Data Model

The data model of Spiral Tables is dictionary-like structures of columnar arrays, sorted and unique by a set of primary key columns. Tables are sorted and unique by a primary key. The data model enables:

Efficient sparse columns.
Columns arranged in a nested dictionary-like structure.
Support for large values and cell-level pushdown filtering.
Support for appending columns without rewriting the entire table.

Key Schema

When a table is created, a key schema is defined that represents the primary key and sort order of the table. This schema is fixed and cannot be changed after the table is created.

The key schema can be any number of columns of the following types:

(u)int{8,16,32,64}
float{16,32,64}
timestamp
bytes (up to 1KB)
string (up to 1KB)

Column Groups

The columns of a table are arranged in a nested dictionary-like structure. We refer to this as the schema tree. Column groups can be thought of as horizontal partitions of the table. Tables provide complete isolation between column groups, scanning only the column groups needed for a query.

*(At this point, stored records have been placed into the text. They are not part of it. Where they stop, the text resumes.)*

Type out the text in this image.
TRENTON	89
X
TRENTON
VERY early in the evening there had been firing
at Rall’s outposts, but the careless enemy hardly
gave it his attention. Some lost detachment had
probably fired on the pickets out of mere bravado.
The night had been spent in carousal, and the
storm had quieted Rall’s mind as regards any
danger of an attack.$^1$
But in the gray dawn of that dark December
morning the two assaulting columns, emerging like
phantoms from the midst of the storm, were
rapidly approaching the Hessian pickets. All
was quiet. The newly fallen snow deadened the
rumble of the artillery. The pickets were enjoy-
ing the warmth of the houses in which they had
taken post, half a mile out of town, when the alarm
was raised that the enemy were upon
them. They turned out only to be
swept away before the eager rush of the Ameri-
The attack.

For example, the GitHub Archive dataset has a key schema that looks like this:


import pyarrow as pa
 
key_schema = [('created_at', pa.timestamp('us')), ('id', pa.int64())]

And a schema tree of:


schema_tree = {
    'name': pa.string(),
    'public': pa.bool_(),
    'payload': pa.string(),
    'repo': {
        'id': pa.int64(),
        'name': pa.string(),
        'url': pa.string()
    },
    'actor': {
        'id': pa.int64(),
        'login': pa.string(),
        'gravatar_id': pa.string(),
        'url': pa.string(),
        'avatar_url': pa.string()
    },
    'org': {
        'id': pa.int64(),
        'login': pa.string(),
        'gravatar_id': pa.string(),
        'url': pa.string(),
        'avatar_url': pa.string()
    }
}

A column group refers to a set of sibling leaf columns in the schema tree. For example, in the schema tree above, there is a root (“) column group containing the name, public, and payload columns; as well as repo, actor and org column groups.

Storage Model

Each column group is stored as a log-structured merge (LSM) tree in object storage. This is a data structure that consists of sorted runs of data.

The key columns are split out and stored in key files, while the value columns are stored in fragment files. Background maintenance jobs periodically compact the LSM tree to merge overlapping sorted runs of value columns to improve read performance.

See Table Format for a more detailed specification of the storage model.